The small town of Sindi, with a population of nearly 4,000, has yet to initiate merger talks with any other local governments, and has expressed its interest in seeking an exception from the government which would allow them to continue in its present form despite not meeting the required population minimum of 5,000. The Pärnu county governor, however, found that there are no grounds for such an exception in this case.
Sindi Municipal Council has rejected the city of Pärnu's proposal to initiate merger talks and has itself received negative answers from Paikuse, Tori and Sauga Municipalities, who had already entered into talks with Pärnu. As Sauga Municipal Council recently called into question the point of merging with Pärnu and thereafter sent merger talk proposals to Sindi and multiple other local governments, Sindi's council will discuss this proposal next week. Overall, however, the dominant desire in the Western Estonian small town has been to continue on independently, reported ETV's nightly news broadcast "Aktuaalne kaamera."
"Yes, we still have certain sentiments, of Sindi as one of Estonia's small towns," explained Sindi mayor Marko Šorin. "Small towns have their own functioning logic. Why not try to preserve a small town's independence as well? If a local government, in this case Sindi City Government, is capable of proving that any mergers would destroy a functioning community, then the [state] government has the discretionary power to stay a forced merger."
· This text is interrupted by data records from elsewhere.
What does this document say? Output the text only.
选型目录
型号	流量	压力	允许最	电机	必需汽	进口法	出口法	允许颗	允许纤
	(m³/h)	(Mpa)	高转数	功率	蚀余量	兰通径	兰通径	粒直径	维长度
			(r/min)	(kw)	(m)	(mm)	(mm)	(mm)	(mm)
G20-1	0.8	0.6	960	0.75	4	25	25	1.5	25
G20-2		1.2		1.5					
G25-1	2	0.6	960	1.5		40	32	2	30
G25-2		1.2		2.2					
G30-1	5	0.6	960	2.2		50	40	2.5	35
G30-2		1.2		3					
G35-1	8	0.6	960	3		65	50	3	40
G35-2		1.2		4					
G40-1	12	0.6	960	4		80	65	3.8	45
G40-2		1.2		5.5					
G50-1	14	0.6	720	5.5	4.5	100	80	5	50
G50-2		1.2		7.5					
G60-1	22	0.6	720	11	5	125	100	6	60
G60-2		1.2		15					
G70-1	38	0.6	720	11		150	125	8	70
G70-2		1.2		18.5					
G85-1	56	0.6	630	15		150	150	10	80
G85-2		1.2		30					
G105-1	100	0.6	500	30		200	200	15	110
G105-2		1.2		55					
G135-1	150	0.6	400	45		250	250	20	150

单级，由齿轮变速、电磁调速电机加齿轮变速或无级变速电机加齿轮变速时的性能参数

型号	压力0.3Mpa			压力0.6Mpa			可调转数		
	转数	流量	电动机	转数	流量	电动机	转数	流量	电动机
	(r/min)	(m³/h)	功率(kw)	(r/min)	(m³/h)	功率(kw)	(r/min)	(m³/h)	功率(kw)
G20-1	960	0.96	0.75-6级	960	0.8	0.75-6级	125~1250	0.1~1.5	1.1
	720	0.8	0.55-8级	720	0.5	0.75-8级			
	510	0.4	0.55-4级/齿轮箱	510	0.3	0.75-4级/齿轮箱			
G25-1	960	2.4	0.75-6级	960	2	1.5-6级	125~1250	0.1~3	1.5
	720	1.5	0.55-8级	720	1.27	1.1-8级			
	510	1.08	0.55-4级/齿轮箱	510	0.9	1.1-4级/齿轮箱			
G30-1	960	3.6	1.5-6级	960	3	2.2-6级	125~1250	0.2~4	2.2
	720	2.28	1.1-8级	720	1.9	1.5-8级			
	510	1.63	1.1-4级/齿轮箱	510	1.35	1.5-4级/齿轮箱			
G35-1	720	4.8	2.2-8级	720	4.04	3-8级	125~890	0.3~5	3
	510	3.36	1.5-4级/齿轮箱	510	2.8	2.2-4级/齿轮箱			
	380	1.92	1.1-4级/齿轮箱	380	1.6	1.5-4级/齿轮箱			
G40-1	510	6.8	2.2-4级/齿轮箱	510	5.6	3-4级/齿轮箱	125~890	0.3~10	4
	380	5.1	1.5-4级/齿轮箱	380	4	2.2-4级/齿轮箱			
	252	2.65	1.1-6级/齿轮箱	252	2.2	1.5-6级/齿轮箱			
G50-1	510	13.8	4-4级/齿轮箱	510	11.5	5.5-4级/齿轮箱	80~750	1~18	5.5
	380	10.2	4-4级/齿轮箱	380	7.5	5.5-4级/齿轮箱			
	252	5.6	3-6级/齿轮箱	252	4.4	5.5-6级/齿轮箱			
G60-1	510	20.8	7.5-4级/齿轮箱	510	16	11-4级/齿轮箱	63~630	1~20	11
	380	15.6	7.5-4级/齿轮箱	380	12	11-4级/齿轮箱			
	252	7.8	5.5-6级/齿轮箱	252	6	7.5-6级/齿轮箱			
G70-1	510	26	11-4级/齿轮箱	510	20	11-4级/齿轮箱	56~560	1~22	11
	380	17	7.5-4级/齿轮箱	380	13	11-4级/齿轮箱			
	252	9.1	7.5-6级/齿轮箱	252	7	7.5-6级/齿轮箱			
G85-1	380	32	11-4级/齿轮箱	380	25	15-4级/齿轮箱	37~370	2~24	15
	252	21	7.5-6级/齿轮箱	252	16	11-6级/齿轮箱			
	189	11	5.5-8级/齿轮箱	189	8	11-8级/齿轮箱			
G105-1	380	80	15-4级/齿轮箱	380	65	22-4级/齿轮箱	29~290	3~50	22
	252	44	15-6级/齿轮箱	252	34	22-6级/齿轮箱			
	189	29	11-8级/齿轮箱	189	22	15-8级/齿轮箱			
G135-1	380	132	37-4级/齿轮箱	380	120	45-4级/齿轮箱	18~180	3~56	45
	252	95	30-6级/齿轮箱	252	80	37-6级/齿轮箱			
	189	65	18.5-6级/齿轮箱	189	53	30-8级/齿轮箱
Pärnu County Governor Kalev Kaljuste did not agree with Šorin, however. The Sindi case has been disussed in the regional committee and an expert opinioni has been ordered as well — Sindi is closely tied to Pärnu and thus should merge with it as well.
"We have repeatedly gone to them together with the Ministry of Finance as well that they have no other realistic options," said Kaljuste. "Life in the town of Sindi is intertwined with Pärnu. Nearly 80 percent of Sindi residents work in Pärnu. In education, many people from multiple stages of study attend school in Pärnu."
Under the Administrative Reform Act signed into law this summer, a minimum population size of 5,000 per local government has been imposed. Local governments not meeting that required minimum have until the end of the current year to initiate voluntary merger talks with other local governments, after which they would be subject to forced mergers.